Two approaches offer themselves:

  • Archetypes: Just use Python’s inheritance system. Conflicts due to diamond inheritance should be resolved by the usual linearization rules. Frankly I have not thought too deeply about this approach.

    • Pros: People who know Python know how this works
    • Cons: Didn’t we just get rid of OOP inheritance for reasons?
  • Aspects: We’ll do EC-like composition again on a higher level.

    • An aspect is a set of component types (and values diverging from the defaults) and parent aspects. When you create an entity from a set of aspects, all component types get pooled. Unlike to Archetypes, each type must be provided only once. This disallows diamond inheritance and forces a pure tree inheritance.

    • This can already be checked on aspect creation

    • It also allows for testing at runtime whether an entity still fulfills an archetype.

    • This in turn allows for removing and adding aspects at runtime while insuring that aspects lower down in the hierarchy still match. An entity can be given several different instances of an archetype, only one of which can be active at any given time, but can be swapped out for another one.

    • API draft:

      • Aspect(aspects_or_components, overrides=None)

        • Creates an aspect.
        • Calling an aspect returns a set of new component instances.
        • ‘overrides’ provides default values to use instead of the ones
        • on the provided aspects. Calling an aspect with overrides does not invalidate, but possibly override, an aspect’s overrides.
        moveset = [WalkingMovement, InertialMovement, BumpingMovement, FallingMovement]
        walker = Aspect(moveset)
        slider = Aspect(moveset, {InertialMovement: dict(acceleration=5.0)})
        world.create_entity(slider())  # A walker with acceleration of 5.0
        world.create_entity(slider({InertialMovement: dict(rotated_inertia=1.0)})))  # Acceleration is still 5.0
        
    • add_aspect(entity, components) Just a bit of syntactic sugar, and may perform a check whether component clashes would occur before adding any component.

    • MetaAspect(list_of_aspects) A MetaAspect is a list of aspects. Components can not be created from a MetaAspect. Its purpose is to serve as a flexible filter when removing aspects from an entity. Instead of of one aspect, it is given a list of them, which is matched in order against the entity. The first one to match is then removed from the entity.

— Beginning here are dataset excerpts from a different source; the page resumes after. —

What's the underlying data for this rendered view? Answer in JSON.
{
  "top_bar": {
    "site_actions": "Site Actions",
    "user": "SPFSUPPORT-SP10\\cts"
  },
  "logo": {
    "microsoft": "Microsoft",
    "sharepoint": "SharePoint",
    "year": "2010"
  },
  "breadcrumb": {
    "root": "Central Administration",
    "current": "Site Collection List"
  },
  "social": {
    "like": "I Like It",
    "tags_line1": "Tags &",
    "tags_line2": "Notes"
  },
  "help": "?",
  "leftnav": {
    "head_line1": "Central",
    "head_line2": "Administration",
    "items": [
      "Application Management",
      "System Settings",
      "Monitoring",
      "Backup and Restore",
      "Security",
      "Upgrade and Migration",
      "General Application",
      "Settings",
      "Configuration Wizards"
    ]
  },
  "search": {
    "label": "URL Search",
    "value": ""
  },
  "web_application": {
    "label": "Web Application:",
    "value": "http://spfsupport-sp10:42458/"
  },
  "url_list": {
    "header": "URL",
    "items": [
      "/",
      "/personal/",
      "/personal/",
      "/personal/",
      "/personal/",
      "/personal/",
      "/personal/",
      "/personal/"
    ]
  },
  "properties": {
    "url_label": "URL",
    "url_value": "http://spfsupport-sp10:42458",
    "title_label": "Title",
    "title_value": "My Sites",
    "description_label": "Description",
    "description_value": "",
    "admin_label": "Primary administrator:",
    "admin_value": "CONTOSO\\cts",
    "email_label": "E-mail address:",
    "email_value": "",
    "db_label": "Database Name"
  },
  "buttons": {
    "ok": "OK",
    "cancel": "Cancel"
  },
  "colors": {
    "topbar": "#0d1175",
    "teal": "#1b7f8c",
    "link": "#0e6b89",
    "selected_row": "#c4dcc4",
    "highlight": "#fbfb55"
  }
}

    • remove_aspect(entity, aspect_or_metaaspect) Returns the set of removed components.

Example for Aspects:

# For readability, default values are omitted, and the
# The minimum that a character can be is a disembodied character...
character = Aspect([Clock, Position, Scene, CharacterController])
# ...until it gets a body.
avatar = Aspect([character, Model, WalkingMovement, Stamina])
spectator = Aspect([character, Model, FloatingMovement])

# A player has a camera with which to see into the world.
first_person = Aspect([FirstPersonCamera])
third_person = Aspect([ThirdPersonCamera])
camera = MetaAspect([first_person, third_person])

# Most characters have logic that controls their actions.
input = Aspect([Input])
ai = Aspect([ConstantCharacterAI])
control = MetaAspect([input, ai])

# To make our lives easier, a high-level abstractions...
# (This is the one case that makes MetaAspects necessary.)
mind = MetaAspect([Aspect([control, camera]), control])
# ...and templates.
player_character = Aspect([avatar, input, first_person])
non_player_character = Aspect([avatar, ai])

# Now let's create some entities!
player_entity = world.create_entity(player_character())
npc_entity = world.create_entity(npc_character())

# What if "minds" that control characters could swap bodies?
def swap_minds(entity_a, entity_b):
    mind_a = remove_aspect(entity_a, mind)
    mind_b = remove_aspect(entity_b, mind)
    add_aspect(entity_a, mind_b)
    add_aspect(entity_b, mind_a)
swap_minds(player_entity, npc_entity) # This will get confusing...
swap_minds(player_entity, npc_entity) # Much better.

# Now let's force a 3rd Person camera on the player.
remove_aspect(npc_entity, camera)
add_aspect(npc_entity, third_person())
  • Pros:
    • Looks like it might work; Further research is warranted.
  • Cons:
    • Does this actually reduce complexity?
    • What kind of type-theoretical implications does it have?